If you were me, then there are certain questions you should be asking yourself. Important questions that should be pondered, weighted, and considered. Questions like “Why am I in Michelle’s head asking questions?” or “When is she going to run out of blog post ideas? Isn’t this getting ridiculous?”
Anyway, if you find a secret door, like the one in Being John Malkovich, but the door leads to my brain and not John Malkovich’s brain, then here are the questions you should ask yourself:
Will I ever be able to eat a salad without getting salad in my hair? Probably not, but you keep trying. You never know.
Why won’t I learn how to use goddamn Scrivener and work on my stupid book idea?
If I chop jalapenos for chili, how many times will I rub my eyes before remembering that eye rubbing equals “face on fire” level pain? The answer is three. Three times.
Will I believe Randy when he says washing my hands in Dawn will remove all jalapeno oil from my hands? Yes.
Will I test Randy’s theory by rubbing my eyes immediately after washing my hands with Dawn? Yes.
Did Dawn dish washing liquid effectively remove jalapeno oil from my hands? No.
Could I at least try not mourning on a Sunday night? I don’t know. Maybe, Monday won’t suck. Yes. It. Will.
Wonder what Adam Ant is doing right this second?
Will I actually allow myself get drawn into a “bean water” versus “bean goo” debate?
Am I surprised that the answer to question 9 is “yes”?
How can I possibly convince another human that water, by very nature, is splashy and not goopy? That’s like saying turkey gravy and water are the same thing and you tell me how happy people will be at Thanksgiving if you dump water on their potatoes.
Wouldn’t one consider a person who continues to insist that canned beans are in water and not goo to be willfully ignorant?
I mean, really, isn’t that some “alternate fact” shit right there?
Or am I taking this “bean goo” thing too far?
Will good win over evil? Please oh please oh please oh please
If someone at work asks me what I made for dinner last night and I say “chicken kiev” am I obligated to disclose that the chicken kiev was prepackaged grocery store brand chicken kiev? I did have to bake it, so there’s that.
If I could time travel, would I use it for reasons other than stopping myself from burning my forehead all those times with a curling iron?
Should I be afraid of the increase in the number of times a certain word escapes me? Honestly, that isn’t as troubling as the number of times I am asking myself “Did I take a shower already? I showered, right?”
Why did anyone think purple ketchup was a good idea?
Shouldn’t there be an international “Alan Rickman” day?
Do I have an outfit to wear to work tomorrow?
Do I think it’s a good idea to put that outfit thing off until 5 minutes before I have to walk out the door?
You’re going to wait until 5 minutes before you have to walk out the door, aren’t you?
Do I even remember what my dreams are? Not the scary green water dream.
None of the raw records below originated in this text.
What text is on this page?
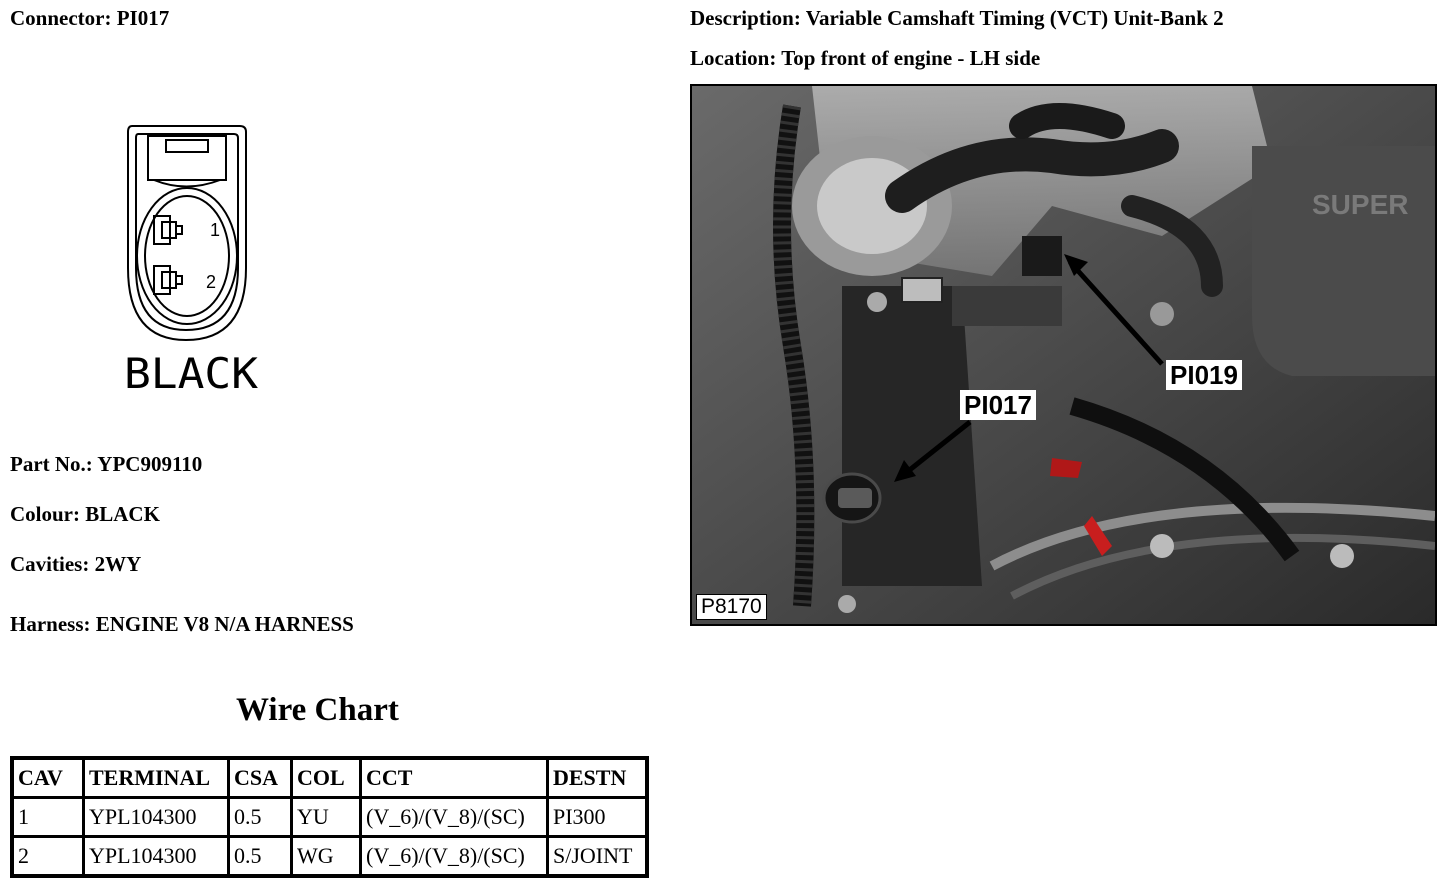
Connector: PI017
1
2
BLACK
Part No.: YPC909110
Colour: BLACK
Cavities: 2WY
Harness: ENGINE V8 N/A HARNESS
Wire Chart
CAV	TERMINAL	CSA	COL	CCT	DESTN
1	YPL104300	0.5	YU	(V_6)/(V_8)/(SC)	PI300
2	YPL104300	0.5	WG	(V_6)/(V_8)/(SC)	S/JOINT
Description: Variable Camshaft Timing (VCT) Unit-Bank 2
Location: Top front of engine - LH side
SUPER
PI019
PI017
P8170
Dreams about what I want to be when I grow up.
Did I remember to clean out the litter box?
Can I try to make it through work tomorrow without breaking out in flop sweat even once?
Can I try to even think about work without flop sweat?
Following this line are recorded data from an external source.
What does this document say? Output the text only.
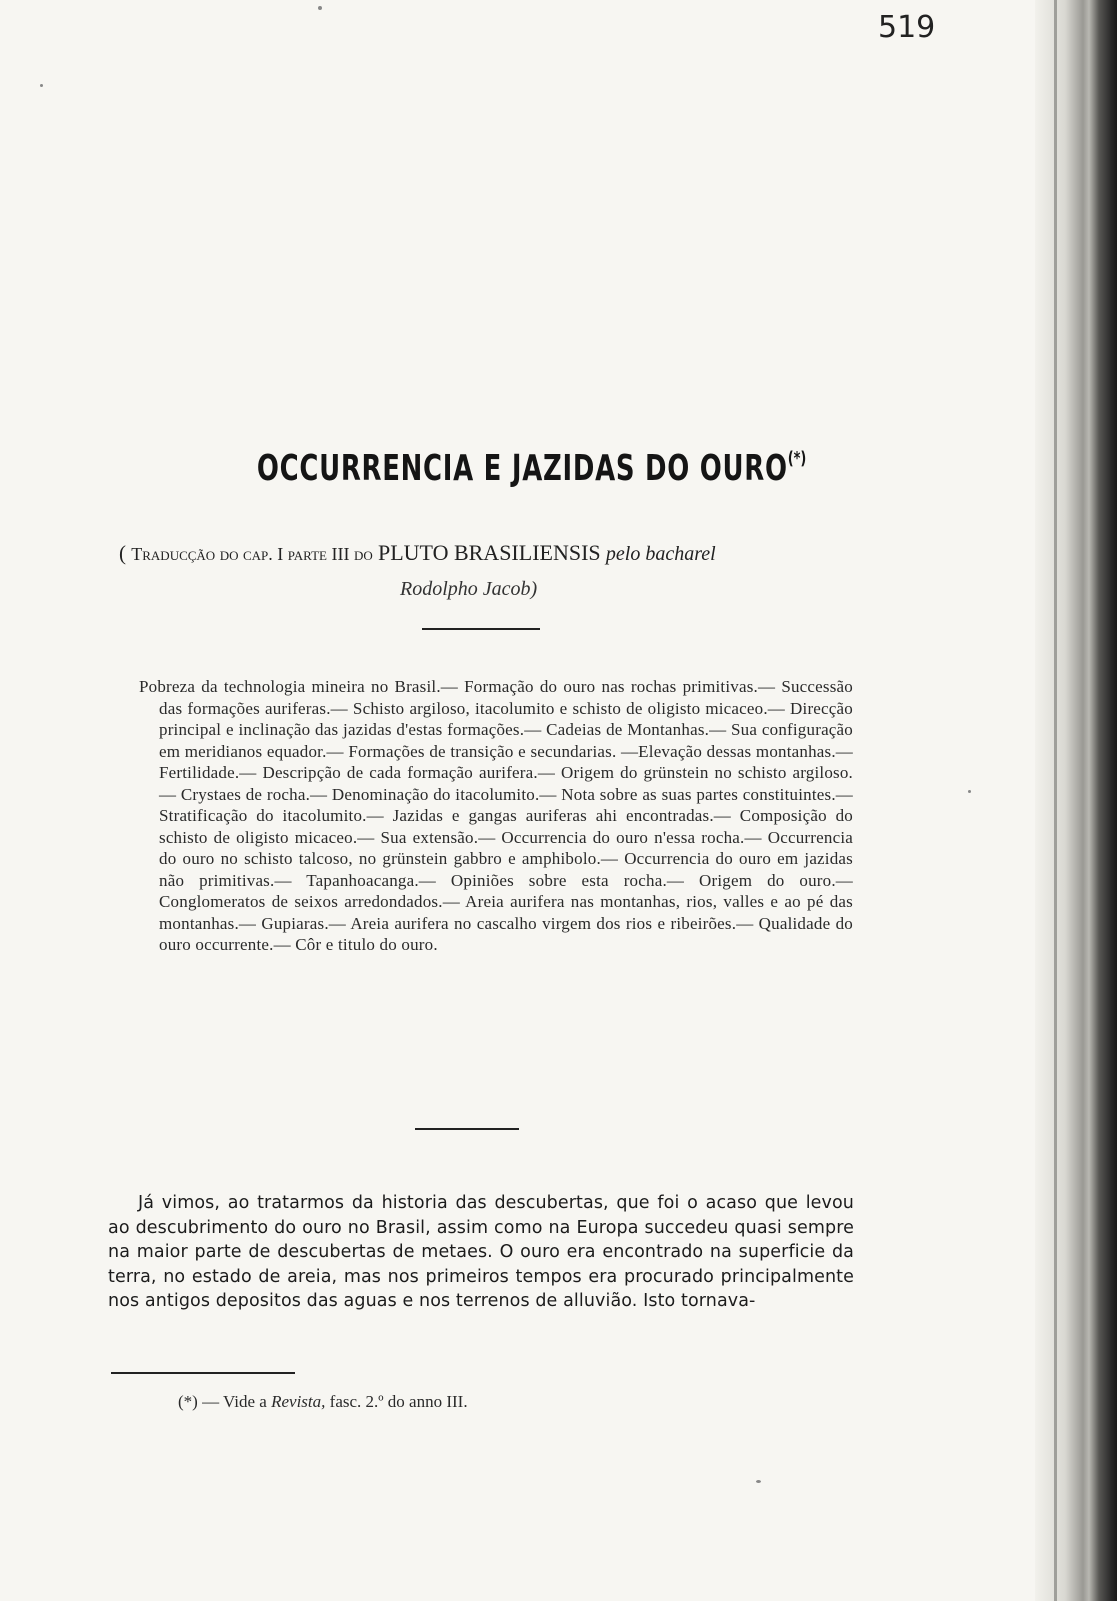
519
OCCURRENCIA E JAZIDAS DO OURO(*)
( Traducção do cap. I parte III do PLUTO BRASILIENSIS pelo bacharel
Rodolpho Jacob)
Pobreza da technologia mineira no Brasil.— Formação do ouro nas rochas primitivas.— Successão das formações auriferas.— Schisto argiloso, itacolumito e schisto de oligisto micaceo.— Direcção principal e inclinação das jazidas d'estas formações.— Cadeias de Montanhas.— Sua configuração em meridianos equador.— Formações de transição e secundarias. —Elevação dessas montanhas.— Fertilidade.— Descripção de cada formação aurifera.— Origem do grünstein no schisto argiloso.— Crystaes de rocha.— Denominação do itacolumito.— Nota sobre as suas partes constituintes.— Stratificação do itacolumito.— Jazidas e gangas auriferas ahi encontradas.— Composição do schisto de oligisto micaceo.— Sua extensão.— Occurrencia do ouro n'essa rocha.— Occurrencia do ouro no schisto talcoso, no grünstein gabbro e amphibolo.— Occurrencia do ouro em jazidas não primitivas.— Tapanhoacanga.— Opiniões sobre esta rocha.— Origem do ouro.— Conglomeratos de seixos arredondados.— Areia aurifera nas montanhas, rios, valles e ao pé das montanhas.— Gupiaras.— Areia aurifera no cascalho virgem dos rios e ribeirões.— Qualidade do ouro occurrente.— Côr e titulo do ouro.
Já vimos, ao tratarmos da historia das descubertas, que foi o acaso que levou ao descubrimento do ouro no Brasil, assim como na Europa succedeu quasi sempre na maior parte de descubertas de metaes. O ouro era encontrado na superficie da terra, no estado de areia, mas nos primeiros tempos era procurado principalmente nos antigos depositos das aguas e nos terrenos de alluvião. Isto tornava-
(*) — Vide a Revista, fasc. 2.º do anno III.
Can I try to be a little more patient with the other humans tomorrow?
Have I considered getting through one whole day without rolling my eyes? Although, I’m kind of afraid that will fuck with the tides.
Am I avoiding going back to the eye doctor because I enjoy not seeing anything?
When was the last time I had a massage?
Isn’t it time to get a massage? Either that or I should give the knots in my neck names. Billie Jo says hi.
Why would I name a knot in my neck “Billie Jo” ?
Why not “Ola” or “Brunhilda”?
Aren’t those names more suited for neck knots?
You know this is why people call you weird, right?
How many more years before I can just stop shaving my legs?
If I am honest, the only thing you should ask yourself if you find yourself in my head is this: Can what you are doing right now cut you or burn you? If the answer is yes, then just walk away, man. Just walk away.